Barney Gewehr dévala la structure avec l’agilité d’un petit primate. Il s’agenouilla devant la table de plastique et ajouta un rectangle à l’extrémité de son dernier dessin. Puis, avec application, il prolongea la lumière rouge jusqu’à la forme qu’il venait de tracer, comme le lui avait demandé le docteur.
Entouré de l’infirmier et de deux agents de sécurité en costume gris, Beyer réapparut et somma la neuropsychiatre de quitter l’Institut sur-le-champ.
Grâce au cube, elle avait une vue d’ensemble qui lui procurait une certaine jubilation, mais en redescendant, l’angoisse d’abandonner le jungle gym l’étreignit.
— Vous êtes cinglée et je ne manquerai pas d’informer la commission de cet incident, lui lança Kurt Beyer avec une satisfaction perverse mal dissimulée.
— Je n’en doute pas une seconde, ricana-t-elle en rechaussant avec difficulté ses escarpins.
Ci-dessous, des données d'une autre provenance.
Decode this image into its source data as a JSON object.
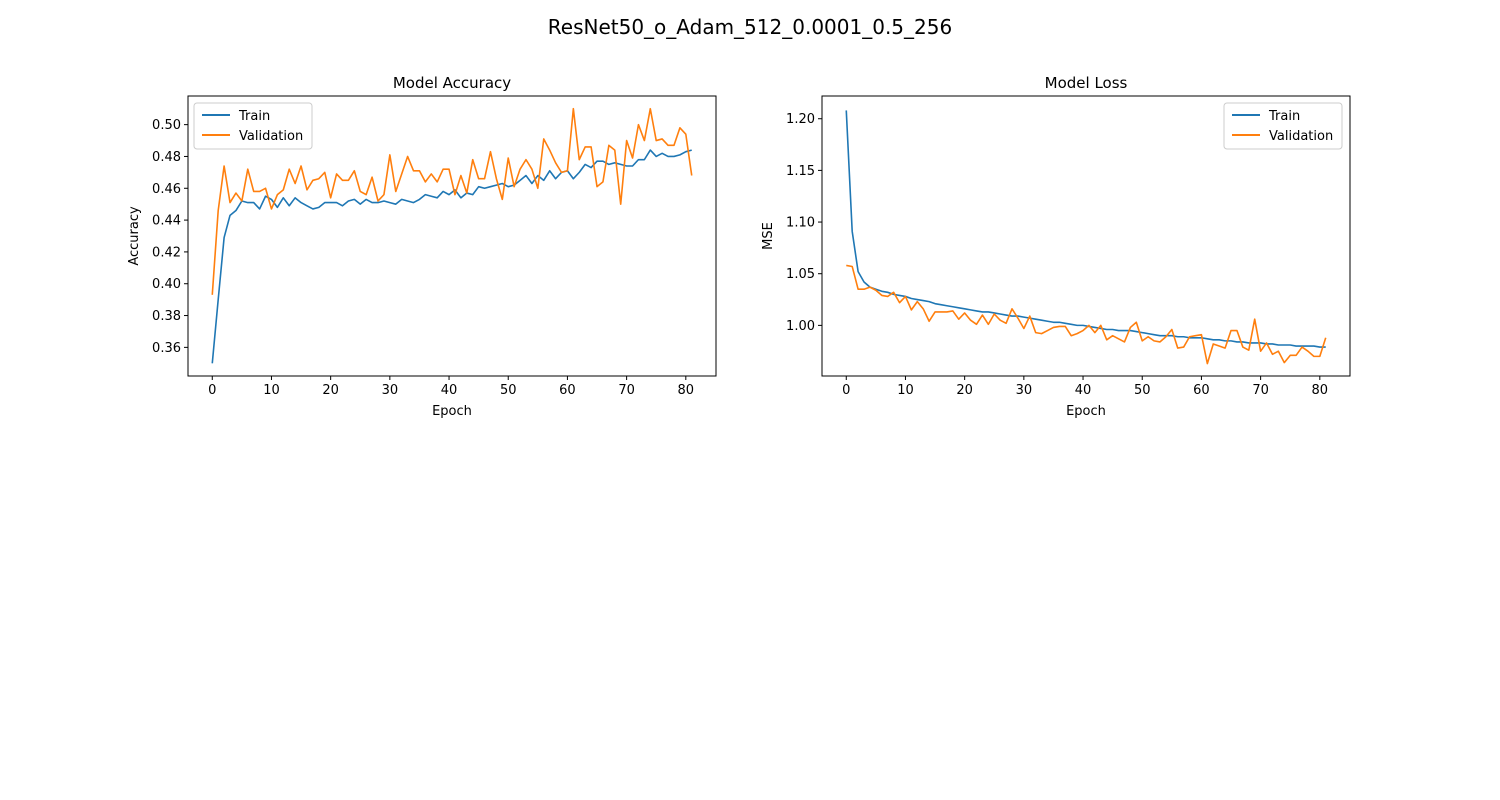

N’oublie pas mon secret Barney, à bientôt.
Le garçon resta le nez plongé dans son dessin et elle eut un pincement au cœur en constatant qu’il l’ignorait.
À l’extérieur de l’institut Sylvander, elle eut envie de fondre en larmes. Elle s’assit sur un trottoir et retira ses chaussures trop étroites qui lui comprimaient les orteils. Sa conduite avec Barney Gewehr avait été maladroite et peu professionnelle. Elle se sentait ridicule et avait la certitude qu’elle serait bientôt écartée de la commission. Comment avait-elle pu s’imaginer qu’il accepterait d’être arraché à son environnement ? Elle qui avait vu tant de mottrons se comporter comme des chats sauvages devenus fous lorsque leur routine était perturbée.
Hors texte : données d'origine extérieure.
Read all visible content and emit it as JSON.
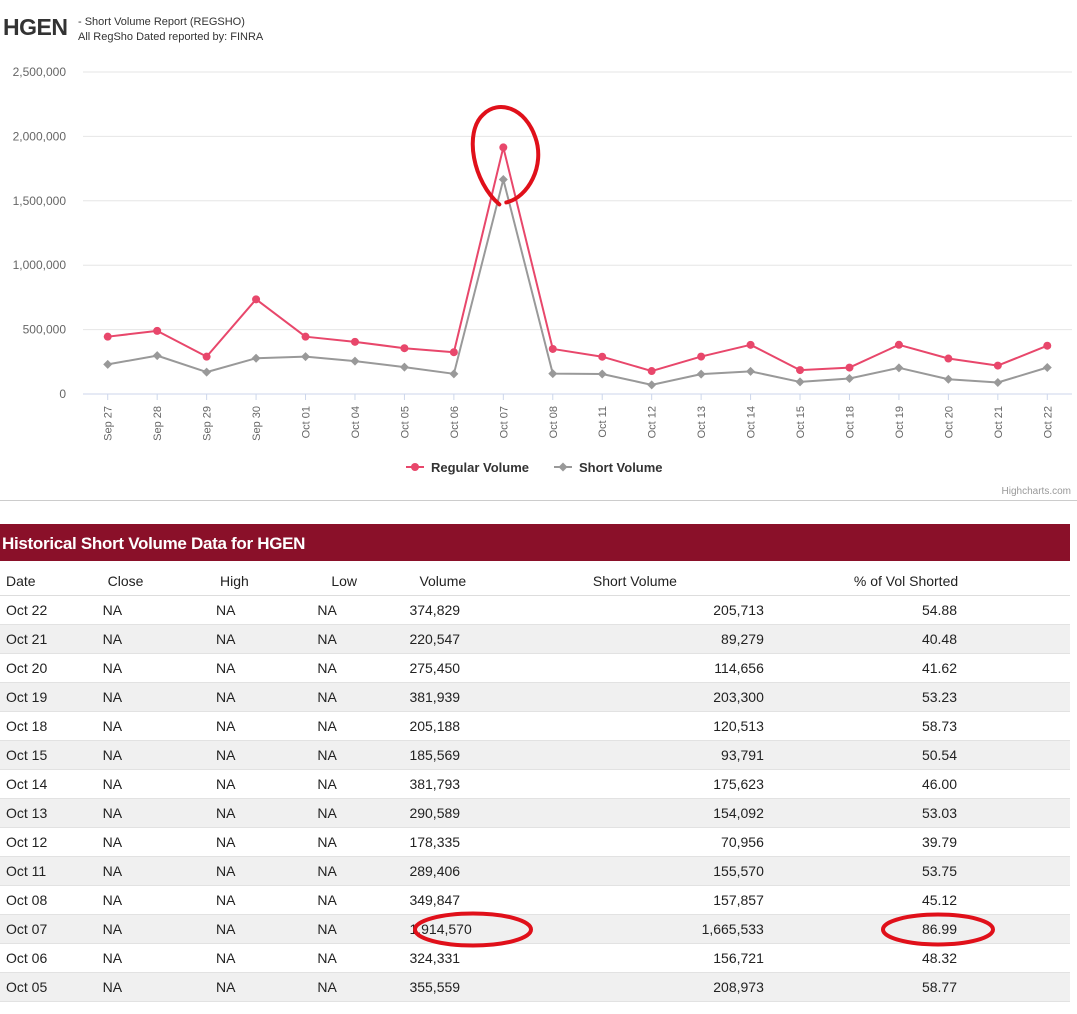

Pour Lila Yacoub, l’ascension de cet énorme cube avait représenté une brève explosion psychoaffective. Elle s’était balancée dangereusement au-dessus du vide, demeurant dans la crainte de dégringoler, mais elle avait compris le sentiment de sécurité que Barney pouvait éprouver sur sa montagne métallique. « Au fond, songea-t-elle, peut-être avons-nous tous besoin de notre jungle gym. » Puis elle enfila ses douloureux talons aiguilles et reprit sa marche en retenant ses larmes… comme une grande personne bien comme il faut.